12/07/2021: The overall trial end date has been changed from 28/07/2021 to 15/07/2021.
05/07/2021: Uploaded protocol version 0.7, 15 October 2018 (not peer reviewed).
11/06/2021: The following changes have been made:
1. The overall trial end date has been changed from 30/06/2021 to 28/07/2021 and the plain English summary has been updated to reflect this change.
2. The total final enrolment number has been added.
08/03/2021: The following changes were made to the trial record:
1. The recruitment end date was changed from 30/06/2020 to 31/03/2021.
2. The overall end date was changed from 31/03/2021 to 30/06/2021.
3. The intention to publish date was changed from 31/03/2021 to 31/12/2021.

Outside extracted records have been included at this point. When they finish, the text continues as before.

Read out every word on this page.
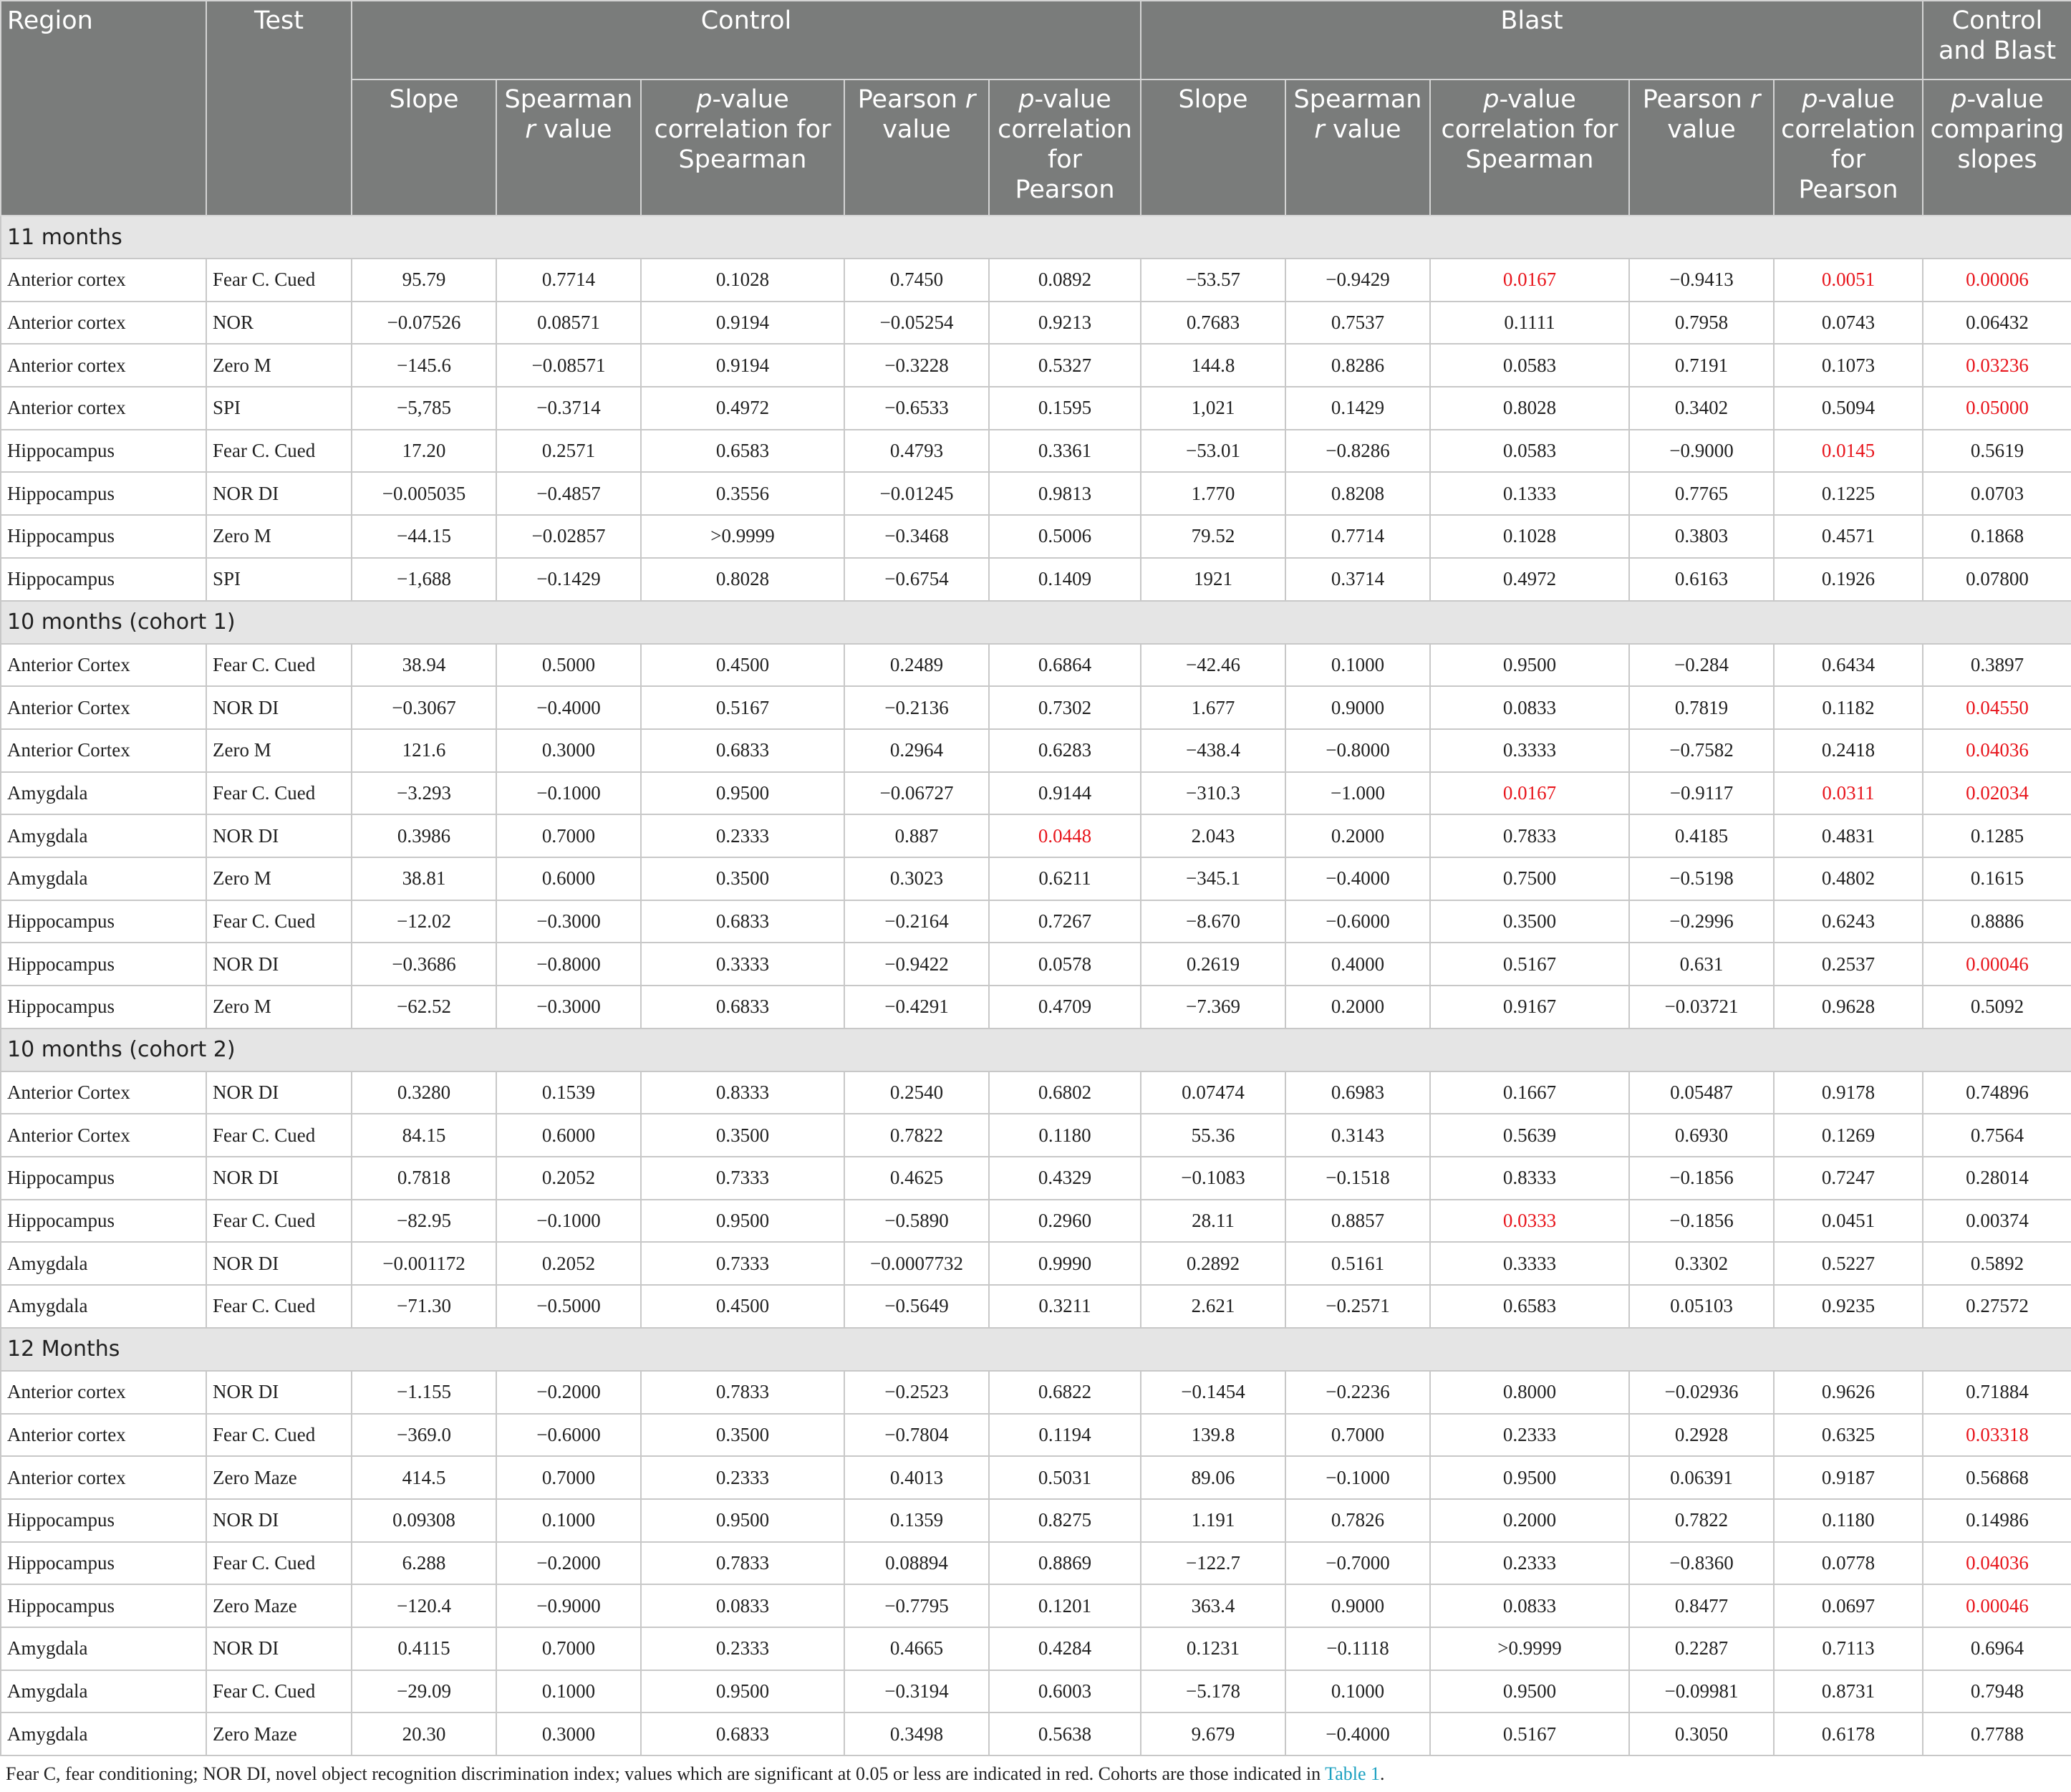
Region	Test	Control					Blast					Control and Blast
		Slope	Spearman r value	p-value correlation for Spearman	Pearson r value	p-value correlation for Pearson	Slope	Spearman r value	p-value correlation for Spearman	Pearson r value	p-value correlation for Pearson	p-value comparing slopes
11 months												
Anterior cortex	Fear C. Cued	95.79	0.7714	0.1028	0.7450	0.0892	−53.57	−0.9429	0.0167	−0.9413	0.0051	0.00006
Anterior cortex	NOR	−0.07526	0.08571	0.9194	−0.05254	0.9213	0.7683	0.7537	0.1111	0.7958	0.0743	0.06432
Anterior cortex	Zero M	−145.6	−0.08571	0.9194	−0.3228	0.5327	144.8	0.8286	0.0583	0.7191	0.1073	0.03236
Anterior cortex	SPI	−5,785	−0.3714	0.4972	−0.6533	0.1595	1,021	0.1429	0.8028	0.3402	0.5094	0.05000
Hippocampus	Fear C. Cued	17.20	0.2571	0.6583	0.4793	0.3361	−53.01	−0.8286	0.0583	−0.9000	0.0145	0.5619
Hippocampus	NOR DI	−0.005035	−0.4857	0.3556	−0.01245	0.9813	1.770	0.8208	0.1333	0.7765	0.1225	0.0703
Hippocampus	Zero M	−44.15	−0.02857	>0.9999	−0.3468	0.5006	79.52	0.7714	0.1028	0.3803	0.4571	0.1868
Hippocampus	SPI	−1,688	−0.1429	0.8028	−0.6754	0.1409	1921	0.3714	0.4972	0.6163	0.1926	0.07800
10 months (cohort 1)												
Anterior Cortex	Fear C. Cued	38.94	0.5000	0.4500	0.2489	0.6864	−42.46	0.1000	0.9500	−0.284	0.6434	0.3897
Anterior Cortex	NOR DI	−0.3067	−0.4000	0.5167	−0.2136	0.7302	1.677	0.9000	0.0833	0.7819	0.1182	0.04550
Anterior Cortex	Zero M	121.6	0.3000	0.6833	0.2964	0.6283	−438.4	−0.8000	0.3333	−0.7582	0.2418	0.04036
Amygdala	Fear C. Cued	−3.293	−0.1000	0.9500	−0.06727	0.9144	−310.3	−1.000	0.0167	−0.9117	0.0311	0.02034
Amygdala	NOR DI	0.3986	0.7000	0.2333	0.887	0.0448	2.043	0.2000	0.7833	0.4185	0.4831	0.1285
Amygdala	Zero M	38.81	0.6000	0.3500	0.3023	0.6211	−345.1	−0.4000	0.7500	−0.5198	0.4802	0.1615
Hippocampus	Fear C. Cued	−12.02	−0.3000	0.6833	−0.2164	0.7267	−8.670	−0.6000	0.3500	−0.2996	0.6243	0.8886
Hippocampus	NOR DI	−0.3686	−0.8000	0.3333	−0.9422	0.0578	0.2619	0.4000	0.5167	0.631	0.2537	0.00046
Hippocampus	Zero M	−62.52	−0.3000	0.6833	−0.4291	0.4709	−7.369	0.2000	0.9167	−0.03721	0.9628	0.5092
10 months (cohort 2)												
Anterior Cortex	NOR DI	0.3280	0.1539	0.8333	0.2540	0.6802	0.07474	0.6983	0.1667	0.05487	0.9178	0.74896
Anterior Cortex	Fear C. Cued	84.15	0.6000	0.3500	0.7822	0.1180	55.36	0.3143	0.5639	0.6930	0.1269	0.7564
Hippocampus	NOR DI	0.7818	0.2052	0.7333	0.4625	0.4329	−0.1083	−0.1518	0.8333	−0.1856	0.7247	0.28014
Hippocampus	Fear C. Cued	−82.95	−0.1000	0.9500	−0.5890	0.2960	28.11	0.8857	0.0333	−0.1856	0.0451	0.00374
Amygdala	NOR DI	−0.001172	0.2052	0.7333	−0.0007732	0.9990	0.2892	0.5161	0.3333	0.3302	0.5227	0.5892
Amygdala	Fear C. Cued	−71.30	−0.5000	0.4500	−0.5649	0.3211	2.621	−0.2571	0.6583	0.05103	0.9235	0.27572
12 Months												
Anterior cortex	NOR DI	−1.155	−0.2000	0.7833	−0.2523	0.6822	−0.1454	−0.2236	0.8000	−0.02936	0.9626	0.71884
Anterior cortex	Fear C. Cued	−369.0	−0.6000	0.3500	−0.7804	0.1194	139.8	0.7000	0.2333	0.2928	0.6325	0.03318
Anterior cortex	Zero Maze	414.5	0.7000	0.2333	0.4013	0.5031	89.06	−0.1000	0.9500	0.06391	0.9187	0.56868
Hippocampus	NOR DI	0.09308	0.1000	0.9500	0.1359	0.8275	1.191	0.7826	0.2000	0.7822	0.1180	0.14986
Hippocampus	Fear C. Cued	6.288	−0.2000	0.7833	0.08894	0.8869	−122.7	−0.7000	0.2333	−0.8360	0.0778	0.04036
Hippocampus	Zero Maze	−120.4	−0.9000	0.0833	−0.7795	0.1201	363.4	0.9000	0.0833	0.8477	0.0697	0.00046
Amygdala	NOR DI	0.4115	0.7000	0.2333	0.4665	0.4284	0.1231	−0.1118	>0.9999	0.2287	0.7113	0.6964
Amygdala	Fear C. Cued	−29.09	0.1000	0.9500	−0.3194	0.6003	−5.178	0.1000	0.9500	−0.09981	0.8731	0.7948
Amygdala	Zero Maze	20.30	0.3000	0.6833	0.3498	0.5638	9.679	−0.4000	0.5167	0.3050	0.6178	0.7788
Fear C, fear conditioning; NOR DI, novel object recognition discrimination index; values which are significant at 0.05 or less are indicated in red. Cohorts are those indicated in Table 1.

4. The plain English summary was updated to reflect these changes.
5. The recruitment resumed.
15/04/2020: Due to current public health guidance, recruitment for this study has been paused.
06/11/2019: Contact details updated.
29/10/2019: The following changes were made to the trial record:
1. Contact details updated.
2. The recruitment end date was changed from 30/06/2019 to 30/06/2020.
3. The overall trial end date was changed from 30/09/2019 to 31/03/2021.
29/07/2019: Internal review.
15/07/2019: Internal review.
03/07/2019: Trial's existence confirmed by North West - Liverpool East Research Ethics Committee.